Gentrification and persistent poverty have voters divided.
Former Washington mayor and city council member Marion Barry represents one of the District’s most economically challenged wards. Ward 8, which includes the historic Anacostia neighborhood where Frederick Douglass once lived, has the city’s highest unemployment and lowest homeownership rates. Even Barry, who lives in the area, recently dissed it when asked about damage to his car and a dragging bumper.
“When you live in the ghetto, this happens,” he told reporters.
According to a report in the Washington Informer, constituents are divided on whether to support the former four-term mayor in his bid for a fourth term next year. Some still plan to vote for Barry, like entrepreneur Phinis Jones, who said he plans to vote for Barry because he’s unimpressed with the people who’ve expressed an interest in challenging him.
“I know of several candidates that are interested and they have talked to me but none have the experience that Barry has,” Jones said.

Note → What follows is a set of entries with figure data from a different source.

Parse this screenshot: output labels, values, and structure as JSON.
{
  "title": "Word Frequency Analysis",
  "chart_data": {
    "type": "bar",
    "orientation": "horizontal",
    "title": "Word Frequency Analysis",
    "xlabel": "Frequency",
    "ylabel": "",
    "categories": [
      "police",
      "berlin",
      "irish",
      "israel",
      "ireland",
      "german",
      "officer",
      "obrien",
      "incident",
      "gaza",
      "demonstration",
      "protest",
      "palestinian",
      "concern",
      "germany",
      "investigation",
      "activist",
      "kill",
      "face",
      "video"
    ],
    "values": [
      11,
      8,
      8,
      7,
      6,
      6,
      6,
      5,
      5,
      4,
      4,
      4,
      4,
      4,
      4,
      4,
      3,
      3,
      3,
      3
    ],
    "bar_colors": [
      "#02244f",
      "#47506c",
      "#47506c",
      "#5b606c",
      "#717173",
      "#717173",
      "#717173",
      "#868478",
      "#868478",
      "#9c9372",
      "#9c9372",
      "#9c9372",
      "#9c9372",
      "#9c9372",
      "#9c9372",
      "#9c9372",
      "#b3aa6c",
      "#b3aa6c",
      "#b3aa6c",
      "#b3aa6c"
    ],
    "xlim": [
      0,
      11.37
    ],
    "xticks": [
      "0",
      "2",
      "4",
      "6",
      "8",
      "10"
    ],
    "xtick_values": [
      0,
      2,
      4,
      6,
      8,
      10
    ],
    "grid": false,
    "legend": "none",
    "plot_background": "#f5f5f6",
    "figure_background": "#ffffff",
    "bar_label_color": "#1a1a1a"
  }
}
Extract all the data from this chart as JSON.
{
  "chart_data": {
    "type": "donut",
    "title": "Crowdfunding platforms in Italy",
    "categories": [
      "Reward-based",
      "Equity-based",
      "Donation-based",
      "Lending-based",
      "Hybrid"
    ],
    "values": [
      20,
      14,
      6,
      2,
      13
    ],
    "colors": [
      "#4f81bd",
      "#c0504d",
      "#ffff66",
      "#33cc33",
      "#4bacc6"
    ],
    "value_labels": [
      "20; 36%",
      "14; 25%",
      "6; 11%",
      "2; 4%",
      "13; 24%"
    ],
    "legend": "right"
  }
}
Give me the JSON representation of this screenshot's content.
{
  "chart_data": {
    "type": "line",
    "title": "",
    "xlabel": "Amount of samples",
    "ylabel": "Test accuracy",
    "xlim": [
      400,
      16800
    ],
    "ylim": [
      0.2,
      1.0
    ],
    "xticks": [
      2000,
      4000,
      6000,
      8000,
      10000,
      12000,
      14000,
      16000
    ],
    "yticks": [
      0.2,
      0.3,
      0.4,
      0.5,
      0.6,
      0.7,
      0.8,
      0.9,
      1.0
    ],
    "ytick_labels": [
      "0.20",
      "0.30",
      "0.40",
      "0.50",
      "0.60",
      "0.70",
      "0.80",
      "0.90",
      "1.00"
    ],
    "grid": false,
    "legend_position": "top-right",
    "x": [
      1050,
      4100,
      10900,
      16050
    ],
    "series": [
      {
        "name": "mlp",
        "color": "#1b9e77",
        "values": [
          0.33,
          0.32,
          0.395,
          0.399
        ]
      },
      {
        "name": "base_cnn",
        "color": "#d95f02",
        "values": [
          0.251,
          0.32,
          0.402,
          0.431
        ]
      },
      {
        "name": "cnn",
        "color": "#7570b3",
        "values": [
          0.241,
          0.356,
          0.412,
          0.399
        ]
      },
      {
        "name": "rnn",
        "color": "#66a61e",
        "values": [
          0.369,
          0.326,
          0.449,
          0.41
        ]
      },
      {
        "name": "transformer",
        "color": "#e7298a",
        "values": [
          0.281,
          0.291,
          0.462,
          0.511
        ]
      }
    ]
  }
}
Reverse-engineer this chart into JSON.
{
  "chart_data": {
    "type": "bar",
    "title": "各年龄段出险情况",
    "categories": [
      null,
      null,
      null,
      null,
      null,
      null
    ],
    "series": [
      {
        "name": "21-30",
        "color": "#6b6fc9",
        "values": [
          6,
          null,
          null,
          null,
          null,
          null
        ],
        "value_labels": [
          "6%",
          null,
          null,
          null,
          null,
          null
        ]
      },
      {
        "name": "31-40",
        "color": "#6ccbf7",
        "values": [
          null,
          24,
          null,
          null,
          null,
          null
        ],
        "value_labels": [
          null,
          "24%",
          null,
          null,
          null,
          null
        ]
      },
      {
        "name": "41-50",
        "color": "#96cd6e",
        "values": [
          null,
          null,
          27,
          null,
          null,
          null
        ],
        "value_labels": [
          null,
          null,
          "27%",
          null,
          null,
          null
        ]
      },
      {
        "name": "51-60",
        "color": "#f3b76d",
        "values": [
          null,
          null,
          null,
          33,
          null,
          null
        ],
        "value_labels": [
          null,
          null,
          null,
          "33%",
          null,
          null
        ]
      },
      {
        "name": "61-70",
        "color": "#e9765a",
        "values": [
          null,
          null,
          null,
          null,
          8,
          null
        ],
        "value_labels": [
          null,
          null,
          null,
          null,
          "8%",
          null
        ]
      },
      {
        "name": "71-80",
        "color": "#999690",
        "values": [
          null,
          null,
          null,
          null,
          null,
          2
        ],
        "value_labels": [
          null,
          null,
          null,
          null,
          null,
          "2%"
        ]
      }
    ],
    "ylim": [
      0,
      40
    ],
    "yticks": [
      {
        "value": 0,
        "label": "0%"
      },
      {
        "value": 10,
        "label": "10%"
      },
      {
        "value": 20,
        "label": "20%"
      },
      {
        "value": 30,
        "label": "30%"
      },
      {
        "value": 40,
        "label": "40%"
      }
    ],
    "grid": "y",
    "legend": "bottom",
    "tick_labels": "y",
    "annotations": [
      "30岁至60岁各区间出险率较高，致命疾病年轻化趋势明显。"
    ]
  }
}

Another resident, who lives in the historic part of the area, said that re-electing Barry, 75, feels like “a step backward,” which is a sign of the divide taking place between “Old Ward 8” and “Historic Anacostia,” which has begun attracting African-American and white professionals and, the Informer reports, are interested in green spaces, bike lanes and economic development.
“A lot of rhetoric that is against Barry is coming from Historic Anacostia. These are newcomers and they don’t see eye-to-eye with the rest of the ward,” James Bunn, executive director of the Ward 8 Business Council, told the publication. “Some people are saying that Barry is not paying enough attention to the ward as he should.”
But according to Jones, the politically seasoned Barry is very much focused on moving the area forward, citing his support for legislation that would make it more difficult for people to rely on the Temporary Assistance to Needy Families program. He also sponsored a bill that would prevent apartment building construction in the ward.